En définitive, la situation ne s’améliore pas pour la Russie, quoi que puissent prétendre les apologistes d’un ordre de choses qui ne saurait faire désormais illusion à personne. Serait-il vrai que, vers la fin de 1863, le gouvernement a consenti une remise notable aux détenteurs d’eaux-de-vie en dépôt pour les engager à payer le droit d’accise avant le 1er janvier ? On ne saurait voir l’indice d’une grande prospérité dans l’émission de nouveaux bons du trésor pour 36 millions de roubles (144 millions de francs) avec la clause que les caisses du gouvernement ne peuvent les recevoir en paiement, à moins que la somme à payer n’égale au moins le principal et les intérêts des billets. On a beau épuiser les palliatifs et multiplier les démonstrations destinées à éblouir le monde, l’abîme du déficit se creuse de plus en plus, la force des choses et la vérité né perdent point leur empire, et la Russie risque fort d’être amenée trop tard à le reconnaître.


L. Wolowski, de l’Institut.

  1. Voyez la Revue du 15 janvier 1864.
  2. Dans l’Invalide russe.
  3. On voit que nous n’avons pas atténué le chiffre. M. de Thoerner oublie de faire figurer à côté des obligations 5 pour 100 celles à 4 pour 400, qui proviennent de la même source, et qui font aussi compensation à la dette des propriétaires fonciers.

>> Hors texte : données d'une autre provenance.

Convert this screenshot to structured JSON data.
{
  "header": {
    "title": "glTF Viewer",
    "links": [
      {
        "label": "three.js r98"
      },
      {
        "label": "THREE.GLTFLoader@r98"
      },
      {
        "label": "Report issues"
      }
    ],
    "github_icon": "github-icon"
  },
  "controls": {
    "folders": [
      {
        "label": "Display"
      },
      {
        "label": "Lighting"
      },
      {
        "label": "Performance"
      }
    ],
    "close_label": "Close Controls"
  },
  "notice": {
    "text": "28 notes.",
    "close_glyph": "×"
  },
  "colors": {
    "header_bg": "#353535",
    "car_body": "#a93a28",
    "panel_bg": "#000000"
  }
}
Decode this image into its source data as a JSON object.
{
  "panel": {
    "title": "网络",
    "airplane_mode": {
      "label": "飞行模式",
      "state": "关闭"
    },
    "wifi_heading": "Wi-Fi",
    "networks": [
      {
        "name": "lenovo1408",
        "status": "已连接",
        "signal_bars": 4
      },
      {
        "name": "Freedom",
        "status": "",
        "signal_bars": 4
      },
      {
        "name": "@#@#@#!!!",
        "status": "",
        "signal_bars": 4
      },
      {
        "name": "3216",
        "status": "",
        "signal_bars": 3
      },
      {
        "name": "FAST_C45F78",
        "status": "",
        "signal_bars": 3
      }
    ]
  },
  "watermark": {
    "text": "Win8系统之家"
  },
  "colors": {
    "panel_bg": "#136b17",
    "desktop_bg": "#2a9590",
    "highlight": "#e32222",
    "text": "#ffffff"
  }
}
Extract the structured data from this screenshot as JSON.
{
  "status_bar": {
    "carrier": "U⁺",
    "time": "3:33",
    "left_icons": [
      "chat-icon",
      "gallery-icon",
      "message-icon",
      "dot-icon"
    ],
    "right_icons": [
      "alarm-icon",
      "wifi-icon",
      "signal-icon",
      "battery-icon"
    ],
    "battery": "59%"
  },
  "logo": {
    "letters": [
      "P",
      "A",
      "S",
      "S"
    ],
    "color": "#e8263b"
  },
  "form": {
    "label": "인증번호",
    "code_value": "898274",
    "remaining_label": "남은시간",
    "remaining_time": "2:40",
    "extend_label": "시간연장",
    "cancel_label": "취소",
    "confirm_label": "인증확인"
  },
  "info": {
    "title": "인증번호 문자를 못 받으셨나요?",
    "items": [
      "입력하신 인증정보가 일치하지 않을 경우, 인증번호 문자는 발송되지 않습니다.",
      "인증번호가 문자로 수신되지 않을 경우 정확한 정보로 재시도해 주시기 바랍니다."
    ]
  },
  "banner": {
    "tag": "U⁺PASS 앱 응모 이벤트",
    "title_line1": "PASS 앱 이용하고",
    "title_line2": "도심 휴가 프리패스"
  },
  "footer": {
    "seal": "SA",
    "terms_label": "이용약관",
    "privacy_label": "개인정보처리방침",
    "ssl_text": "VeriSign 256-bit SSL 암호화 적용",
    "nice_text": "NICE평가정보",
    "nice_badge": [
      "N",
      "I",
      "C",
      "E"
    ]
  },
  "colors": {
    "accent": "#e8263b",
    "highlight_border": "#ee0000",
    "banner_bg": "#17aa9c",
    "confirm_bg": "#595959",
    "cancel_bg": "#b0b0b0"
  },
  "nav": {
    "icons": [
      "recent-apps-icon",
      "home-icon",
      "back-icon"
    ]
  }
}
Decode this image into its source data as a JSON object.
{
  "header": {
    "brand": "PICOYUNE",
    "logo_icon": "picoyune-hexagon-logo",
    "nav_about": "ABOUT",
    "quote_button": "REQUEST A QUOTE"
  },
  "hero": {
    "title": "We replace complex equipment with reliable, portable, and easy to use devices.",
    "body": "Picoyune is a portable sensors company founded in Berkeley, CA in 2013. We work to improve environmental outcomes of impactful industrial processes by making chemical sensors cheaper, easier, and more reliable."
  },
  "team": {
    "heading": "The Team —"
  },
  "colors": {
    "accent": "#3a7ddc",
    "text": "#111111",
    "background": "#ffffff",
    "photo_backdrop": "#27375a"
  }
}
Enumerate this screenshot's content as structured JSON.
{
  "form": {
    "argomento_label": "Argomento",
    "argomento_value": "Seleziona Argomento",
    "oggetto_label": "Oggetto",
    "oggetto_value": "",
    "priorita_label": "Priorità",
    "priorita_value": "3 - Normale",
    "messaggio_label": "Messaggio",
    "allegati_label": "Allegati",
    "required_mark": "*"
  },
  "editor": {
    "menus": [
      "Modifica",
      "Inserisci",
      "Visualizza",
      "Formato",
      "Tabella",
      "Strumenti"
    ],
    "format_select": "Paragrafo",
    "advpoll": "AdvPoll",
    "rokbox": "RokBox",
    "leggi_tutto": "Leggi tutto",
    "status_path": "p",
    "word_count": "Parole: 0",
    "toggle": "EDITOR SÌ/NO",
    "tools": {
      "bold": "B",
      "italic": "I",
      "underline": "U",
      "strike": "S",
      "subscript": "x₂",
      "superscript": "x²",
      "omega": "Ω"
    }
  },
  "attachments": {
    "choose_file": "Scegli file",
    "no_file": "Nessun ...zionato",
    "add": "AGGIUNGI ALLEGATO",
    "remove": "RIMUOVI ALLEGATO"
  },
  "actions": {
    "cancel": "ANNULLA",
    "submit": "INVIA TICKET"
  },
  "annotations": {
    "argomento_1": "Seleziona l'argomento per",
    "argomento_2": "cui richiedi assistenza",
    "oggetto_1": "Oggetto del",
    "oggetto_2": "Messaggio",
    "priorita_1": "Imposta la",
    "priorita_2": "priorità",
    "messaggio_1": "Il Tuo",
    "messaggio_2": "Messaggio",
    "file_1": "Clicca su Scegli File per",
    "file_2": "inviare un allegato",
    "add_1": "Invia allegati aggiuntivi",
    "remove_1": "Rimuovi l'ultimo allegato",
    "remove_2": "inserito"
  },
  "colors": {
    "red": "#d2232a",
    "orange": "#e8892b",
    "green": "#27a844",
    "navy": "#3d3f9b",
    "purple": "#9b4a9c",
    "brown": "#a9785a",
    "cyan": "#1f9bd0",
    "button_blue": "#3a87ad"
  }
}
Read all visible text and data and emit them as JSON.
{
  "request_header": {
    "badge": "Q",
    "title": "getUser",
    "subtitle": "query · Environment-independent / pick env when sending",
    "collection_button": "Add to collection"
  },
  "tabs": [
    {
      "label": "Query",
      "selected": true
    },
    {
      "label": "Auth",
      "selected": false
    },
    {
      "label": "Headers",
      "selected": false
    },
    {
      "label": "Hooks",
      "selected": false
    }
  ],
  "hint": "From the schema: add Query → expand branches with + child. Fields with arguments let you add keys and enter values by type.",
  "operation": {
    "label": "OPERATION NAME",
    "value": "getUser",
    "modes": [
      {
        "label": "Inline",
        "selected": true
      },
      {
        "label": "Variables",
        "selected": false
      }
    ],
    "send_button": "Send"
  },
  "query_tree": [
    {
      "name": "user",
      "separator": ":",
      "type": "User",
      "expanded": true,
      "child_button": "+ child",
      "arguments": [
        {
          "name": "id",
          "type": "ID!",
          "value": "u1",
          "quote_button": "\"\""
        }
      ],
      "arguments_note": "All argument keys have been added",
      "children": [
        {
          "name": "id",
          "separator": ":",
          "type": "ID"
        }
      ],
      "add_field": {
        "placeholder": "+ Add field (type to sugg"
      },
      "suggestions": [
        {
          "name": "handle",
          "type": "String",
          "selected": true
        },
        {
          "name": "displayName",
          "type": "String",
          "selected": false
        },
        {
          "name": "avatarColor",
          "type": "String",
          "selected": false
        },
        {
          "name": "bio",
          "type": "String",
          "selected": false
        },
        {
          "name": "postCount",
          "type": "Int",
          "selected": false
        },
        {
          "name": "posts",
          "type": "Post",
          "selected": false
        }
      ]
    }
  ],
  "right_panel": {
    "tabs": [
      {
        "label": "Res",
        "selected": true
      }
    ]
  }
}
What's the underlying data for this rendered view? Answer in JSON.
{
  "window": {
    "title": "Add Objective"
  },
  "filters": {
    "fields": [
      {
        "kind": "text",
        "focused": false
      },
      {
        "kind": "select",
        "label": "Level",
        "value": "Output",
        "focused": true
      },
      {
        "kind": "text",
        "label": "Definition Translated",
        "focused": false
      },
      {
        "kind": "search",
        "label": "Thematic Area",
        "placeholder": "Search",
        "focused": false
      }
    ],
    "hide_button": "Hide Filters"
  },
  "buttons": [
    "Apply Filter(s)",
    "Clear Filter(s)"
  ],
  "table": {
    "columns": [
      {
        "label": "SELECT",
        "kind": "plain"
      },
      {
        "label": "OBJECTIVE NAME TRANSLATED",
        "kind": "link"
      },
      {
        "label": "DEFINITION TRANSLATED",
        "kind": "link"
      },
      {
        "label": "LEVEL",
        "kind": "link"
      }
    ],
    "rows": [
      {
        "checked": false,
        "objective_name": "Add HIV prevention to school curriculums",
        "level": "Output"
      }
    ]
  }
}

  4. Réponse à M. Wolowski, publiée dans le journal le Nord.
  5. Voyez la correspondance du Times datée de Saint-Pétersbourg le 27 décembre 1863, et publiée le 8 janvier 1864.
  6. Son article a été reproduit dans le Nord du 21 février 1864.
  7. Le dernier venu, M. Bunge, se montre le moins réservé dans son langage et le moins décisif dans ses critiques. On aurait mieux attendu d’un économiste dont les écrits ont été souvent remarqués. Nous lui demanderions surtout à l’avenir, s’il veut encore nous faire parler, de citer ce que nous avons dit, au lieu d’en présenter un résumé de fantaisie : ce sera plus exact et plus concluant. Nous n’avons jamais confondu l’actif et le passif de la banque avec l’actif et le passif de l’état ; mais, nous sommes bien obligé de le dire, sauf une portion minime, l’actif de la banque consiste presque en totalité en sommes qui sont dues par le trésor. Du reste, il faudrait avoir les tableaux sous les yeux pour saisir d’un coup d’œil l’ensemble de la situation. Bornons-nous à une seule remarque pour le moment : il est un chapitre des revenus actuels de la Russie que M. Bunge aurait mieux fait de passer sous silence, ce sont les contributions qui ont frappé, comme il le rappelle, les propriétaires des gouvernemens de l’ouest et du sud-ouest de l’empire, c’est-à-dire des provinces lithuaniennes et polonaises. L’Europe ne sait que trop que ces contributions ont été productives.